Bergen Bio’s BGB324 in combination with chemotherapy is in NSCLC trials. In preclinical models they achieved durable tumour clearance in combination with anti-CTLA4 and anti PD1 therapies that were not achieved when these immunotherapies were used alone. They target cancer stem cells by blocking the epithelial to mesenchemyal (EMT) transition. Cells go back and forth between these states and this contributes to drug resistance and metastasis (see stem cells).

 

Astrazeneca’s MEDI and 9291 combination; on 2nd June 2015, showed an 85% response rate versus 65% in 9291 alone (Astrazeneca says it has data on 9291). This early Phase 1b trial of NSCLC EGFR T790M data is only for seven T790M-positive patients, but the response rates are promising.
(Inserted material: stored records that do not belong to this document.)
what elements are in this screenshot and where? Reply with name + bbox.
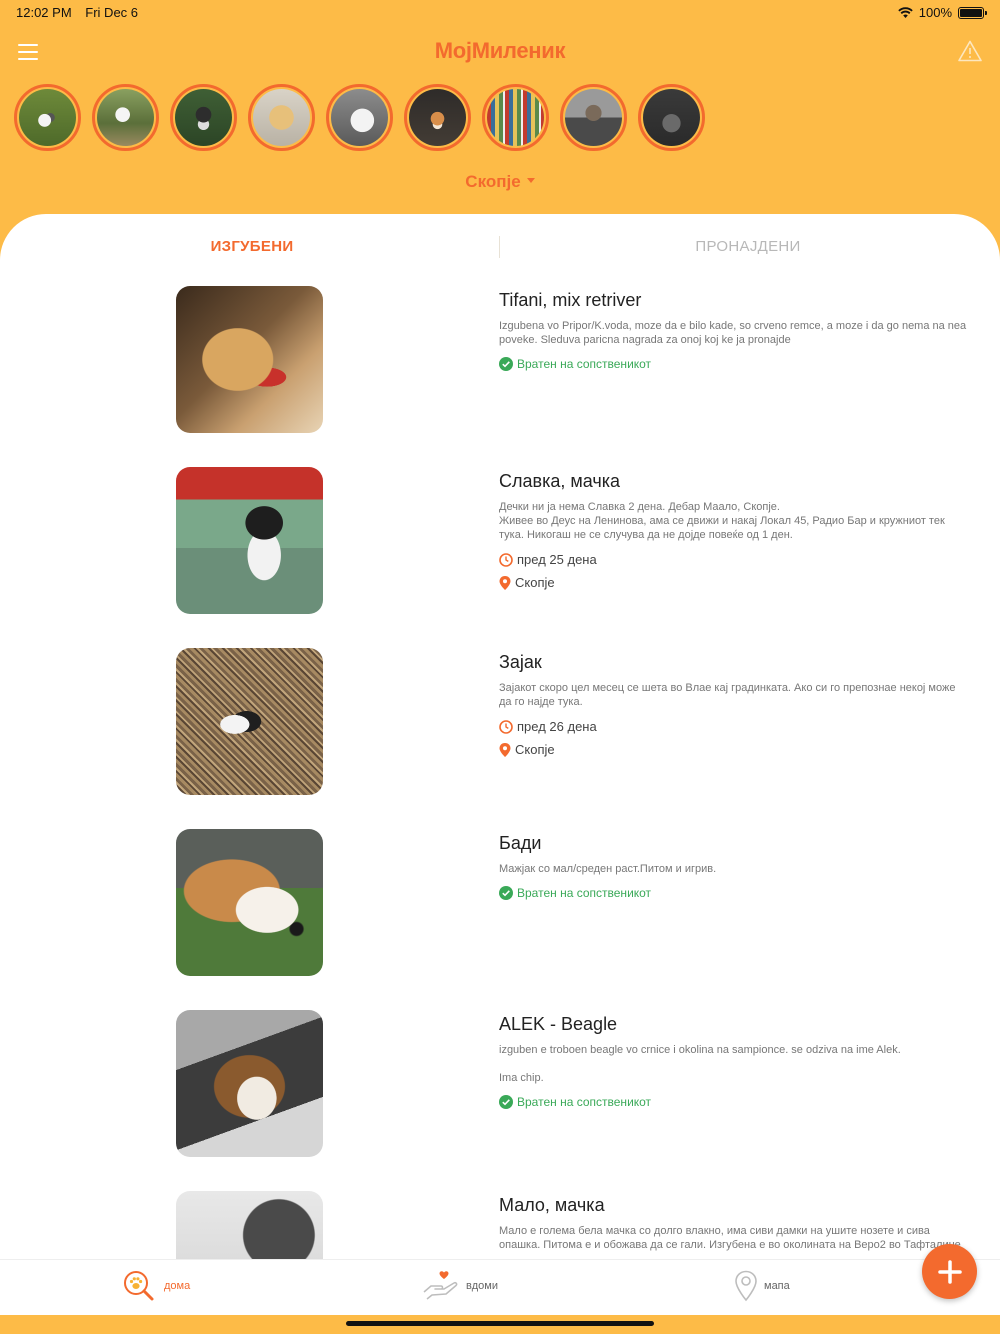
nav-adopt-label: вдоми [466, 1280, 498, 1292]
pet-description: Зајакот скоро цел месец се шета во Влае … [499, 682, 956, 708]
story-avatar[interactable] [248, 84, 315, 151]
plus-icon [937, 1259, 962, 1284]
pet-description: izguben e troboen beagle vo crnice i oko… [499, 1044, 901, 1084]
status-date: Fri Dec 6 [85, 5, 139, 20]
list-item[interactable]: Зајак Зајакот скоро цел месец се шета во… [0, 648, 1000, 829]
pet-photo [176, 1010, 323, 1157]
bottom-nav: дома вдоми мапа [0, 1259, 1000, 1315]
story-avatar[interactable] [170, 84, 237, 151]
top-bar: МојМиленик [0, 32, 1000, 72]
battery-percent: 100% [918, 5, 952, 20]
story-avatar[interactable] [404, 84, 471, 151]
pet-photo [176, 467, 323, 614]
city-selector[interactable]: Скопје [0, 172, 1000, 192]
story-avatar[interactable] [560, 84, 627, 151]
time-meta: пред 25 дена [499, 552, 969, 567]
wifi-icon [898, 7, 913, 18]
location-meta: Скопје [499, 575, 969, 590]
time-text: пред 26 дена [517, 719, 597, 734]
status-right: 100% [898, 5, 987, 20]
list-item[interactable]: ALEK - Beagle izguben e troboen beagle v… [0, 1010, 1000, 1191]
status-text: Вратен на сопственикот [517, 357, 652, 371]
status-left: 12:02 PM Fri Dec 6 [16, 5, 148, 20]
pet-description: Мало е голема бела мачка со долго влакно… [499, 1225, 961, 1251]
status-bar: 12:02 PM Fri Dec 6 100% [0, 0, 1000, 24]
pet-info: Зајак Зајакот скоро цел месец се шета во… [499, 652, 969, 757]
map-pin-icon [735, 1270, 757, 1302]
pet-info: Мало, мачка Мало е голема бела мачка со … [499, 1195, 969, 1252]
battery-icon [958, 6, 987, 19]
caret-down-icon [526, 178, 535, 184]
pet-name: Славка, мачка [499, 471, 621, 491]
pet-info: ALEK - Beagle izguben e troboen beagle v… [499, 1014, 969, 1109]
pet-description: Izgubena vo Pripor/K.voda, moze da e bil… [499, 320, 967, 346]
pet-photo [176, 286, 323, 433]
nav-home-label: дома [164, 1280, 191, 1292]
content-sheet: ИЗГУБЕНИ ПРОНАЈДЕНИ Tifani, mix retriver… [0, 214, 1000, 1260]
status-text: Вратен на сопственикот [517, 1095, 652, 1109]
time-text: пред 25 дена [517, 552, 597, 567]
returned-status: Вратен на сопственикот [499, 886, 969, 900]
warning-icon[interactable] [958, 40, 982, 62]
location-text: Скопје [515, 742, 555, 757]
pet-photo [176, 648, 323, 795]
story-avatar[interactable] [92, 84, 159, 151]
pet-info: Славка, мачка Дечки ни ја нема Славка 2 … [499, 471, 969, 590]
pet-name: Мало, мачка [499, 1195, 605, 1215]
pet-info: Бади Мажјак со мал/среден раст.Питом и и… [499, 833, 969, 900]
story-avatar[interactable] [14, 84, 81, 151]
list-item[interactable]: Бади Мажјак со мал/среден раст.Питом и и… [0, 829, 1000, 1010]
tab-found[interactable]: ПРОНАЈДЕНИ [498, 238, 998, 255]
paw-search-icon [124, 1271, 154, 1301]
pet-list: Tifani, mix retriver Izgubena vo Pripor/… [0, 286, 1000, 1260]
check-circle-icon [499, 886, 513, 900]
pet-info: Tifani, mix retriver Izgubena vo Pripor/… [499, 290, 969, 371]
status-text: Вратен на сопственикот [517, 886, 652, 900]
status-time: 12:02 PM [16, 5, 72, 20]
home-indicator [346, 1321, 654, 1326]
pet-photo [176, 829, 323, 976]
tabs: ИЗГУБЕНИ ПРОНАЈДЕНИ [0, 214, 1000, 280]
clock-icon [499, 552, 513, 567]
pet-description: Дечки ни ја нема Славка 2 дена. Дебар Ма… [499, 501, 945, 541]
check-circle-icon [499, 1095, 513, 1109]
nav-home[interactable]: дома [122, 1270, 190, 1302]
location-pin-icon [499, 742, 511, 757]
list-item[interactable]: Мало, мачка Мало е голема бела мачка со … [0, 1191, 1000, 1260]
location-meta: Скопје [499, 742, 969, 757]
returned-status: Вратен на сопственикот [499, 1095, 969, 1109]
pet-name: Бади [499, 833, 542, 853]
nav-map[interactable]: мапа [734, 1270, 790, 1302]
pet-name: ALEK - Beagle [499, 1014, 618, 1034]
nav-map-label: мапа [764, 1280, 790, 1292]
add-button[interactable] [922, 1244, 977, 1299]
clock-icon [499, 719, 513, 734]
story-avatars [14, 84, 705, 151]
pet-name: Tifani, mix retriver [499, 290, 642, 310]
story-avatar[interactable] [638, 84, 705, 151]
nav-adopt[interactable]: вдоми [422, 1270, 498, 1302]
pet-name: Зајак [499, 652, 542, 672]
location-pin-icon [499, 575, 511, 590]
story-avatar[interactable] [326, 84, 393, 151]
time-meta: пред 26 дена [499, 719, 969, 734]
location-text: Скопје [515, 575, 555, 590]
app-title: МојМиленик [434, 38, 566, 63]
city-label: Скопје [465, 172, 521, 191]
returned-status: Вратен на сопственикот [499, 357, 969, 371]
tab-lost[interactable]: ИЗГУБЕНИ [2, 238, 502, 255]
list-item[interactable]: Tifani, mix retriver Izgubena vo Pripor/… [0, 286, 1000, 467]
list-item[interactable]: Славка, мачка Дечки ни ја нема Славка 2 … [0, 467, 1000, 648]
pet-photo [176, 1191, 323, 1260]
heart-hand-icon [423, 1271, 458, 1300]
pet-description: Мажјак со мал/среден раст.Питом и игрив. [499, 863, 717, 875]
story-avatar[interactable] [482, 84, 549, 151]
check-circle-icon [499, 357, 513, 371]
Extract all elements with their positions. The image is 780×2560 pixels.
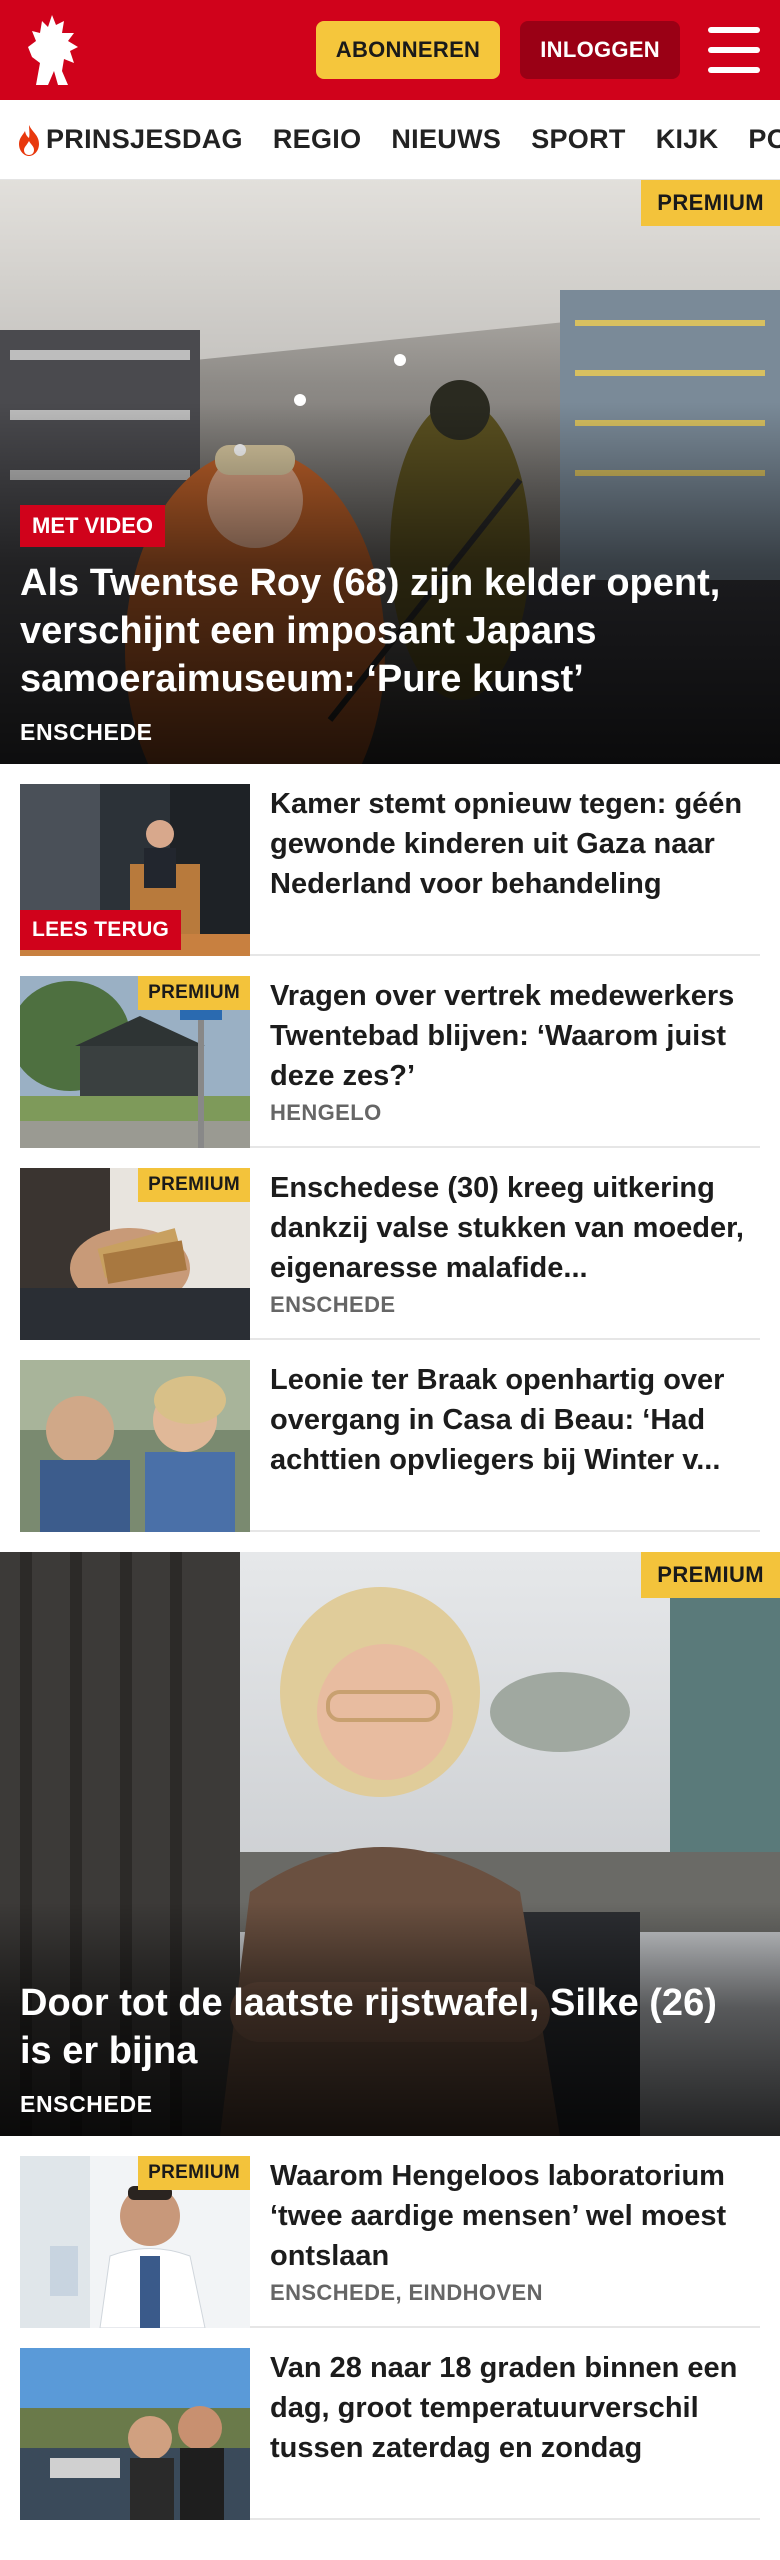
nav-item-sport[interactable]: SPORT [531, 124, 626, 155]
hamburger-menu-icon[interactable] [708, 27, 760, 73]
premium-badge: PREMIUM [641, 180, 780, 226]
hero-article-silke[interactable]: PREMIUM Door tot de laatste rijstwafel, … [0, 1552, 780, 2136]
hero-location: ENSCHEDE [20, 719, 153, 745]
nav-item-nieuws[interactable]: NIEUWS [391, 124, 501, 155]
article-headline[interactable]: Van 28 naar 18 graden binnen een dag, gr… [270, 2348, 760, 2468]
list-item[interactable]: PREMIUM Waarom Hengeloos laboratorium ‘t… [20, 2136, 760, 2328]
flame-icon [19, 124, 39, 156]
article-headline[interactable]: Enschedese (30) kreeg uitkering dankzij … [270, 1168, 760, 1288]
hero-headline[interactable]: Door tot de laatste rijstwafel, Silke (2… [20, 1979, 750, 2075]
list-item[interactable]: Van 28 naar 18 graden binnen een dag, gr… [20, 2328, 760, 2520]
article-thumbnail [20, 2348, 250, 2520]
list-item[interactable]: LEES TERUG Kamer stemt opnieuw tegen: gé… [20, 764, 760, 956]
article-thumbnail [20, 1360, 250, 1532]
nav-item-kijk[interactable]: KIJK [656, 124, 719, 155]
tubantia-horse-logo-icon[interactable] [20, 10, 88, 90]
article-headline[interactable]: Vragen over vertrek medewer­kers Twenteb… [270, 976, 760, 1096]
login-button[interactable]: INLOGGEN [520, 21, 680, 79]
read-back-tag: LEES TERUG [20, 910, 182, 950]
premium-badge: PREMIUM [138, 976, 250, 1010]
nav-item-podcasts[interactable]: PODCA [748, 124, 780, 155]
article-location: ENSCHEDE, EINDHOVEN [270, 2280, 543, 2305]
article-thumbnail: PREMIUM [20, 976, 250, 1148]
subscribe-button[interactable]: ABONNEREN [315, 21, 501, 79]
premium-badge: PREMIUM [138, 2156, 250, 2190]
article-location: ENSCHEDE [270, 1292, 396, 1317]
premium-badge: PREMIUM [641, 1552, 780, 1598]
article-headline[interactable]: Leonie ter Braak openhartig over overgan… [270, 1360, 760, 1480]
list-item[interactable]: Leonie ter Braak openhartig over overgan… [20, 1340, 760, 1532]
hero-headline[interactable]: Als Twentse Roy (68) zijn kelder opent, … [20, 559, 750, 703]
nav-label: PRINSJESDAG [46, 124, 243, 154]
site-header: ABONNEREN INLOGGEN [0, 0, 780, 100]
article-thumbnail: PREMIUM [20, 2156, 250, 2328]
hero-article-samurai-museum[interactable]: PREMIUM MET VIDEO Als Twentse Roy (68) z… [0, 180, 780, 764]
list-item[interactable]: PREMIUM Vragen over vertrek medewer­kers… [20, 956, 760, 1148]
hero-location: ENSCHEDE [20, 2091, 153, 2117]
article-headline[interactable]: Kamer stemt opnieuw tegen: géén gewonde … [270, 784, 760, 904]
hero-content: Door tot de laatste rijstwafel, Silke (2… [20, 1979, 750, 2118]
article-location: HENGELO [270, 1100, 382, 1125]
premium-badge: PREMIUM [138, 1168, 250, 1202]
nav-item-prinsjesdag[interactable]: PRINSJESDAG [16, 123, 243, 157]
video-tag: MET VIDEO [20, 505, 166, 547]
nav-item-regio[interactable]: REGIO [273, 124, 362, 155]
list-item[interactable]: PREMIUM Enschedese (30) kreeg uitkering … [20, 1148, 760, 1340]
article-list-bottom: PREMIUM Waarom Hengeloos laboratorium ‘t… [0, 2136, 780, 2520]
section-nav: PRINSJESDAG REGIO NIEUWS SPORT KIJK PODC… [0, 100, 780, 180]
article-thumbnail: PREMIUM [20, 1168, 250, 1340]
article-headline[interactable]: Waarom Hengeloos laboratorium ‘twee aard… [270, 2156, 760, 2276]
article-list-top: LEES TERUG Kamer stemt opnieuw tegen: gé… [0, 764, 780, 1532]
article-thumbnail: LEES TERUG [20, 784, 250, 956]
hero-content: MET VIDEO Als Twentse Roy (68) zijn keld… [20, 505, 750, 746]
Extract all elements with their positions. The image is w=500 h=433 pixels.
Astrazeneca said early data indicates the molecules are well tolerated in combination at their Phase 3 doses, providing early promise of a potential new standard of care in EGFR mutations and T790m positive NSCLC. EGFR mutations are approximately 25% of lung cancers.

 

The targeted therapy 9291 is also in trials as a single agent and Astrazeneca say it is on track to be the fastest drug launch ever.

 

Astrazeneca’s MEDI and Treme immunotherapy combinations; showed a good 38% response rate in the PDL1-negative subgroup versus monotherapy response rate of only around 6% in this subgroup. This was a phase 1 trial in only 13 patients who were PDL1-negative, yet the difference is remarkable as this subgroup has so far been slow to respond. There are also trials with this MEDI+Treme combo in second/third-line gastric cancer, second-line pancreatic cancer, first-line bladder cancer and second-line squamous cell carcinoma of the head and neck (SCCHN).

 

Merck’s Keytruda has been approved for PDL1 positive NSCLC’s, both squamous and non-squamous. It achieved a 41% reponse rate in PDL1 expressors. In 2015 we saw evidence that the more mutations a tumour has, the more likely it is to respond well to immunotherapy, at least that is what we saw in colorectal tumours treated with the immunotherapy drug Keytruda (see colorectal cancer).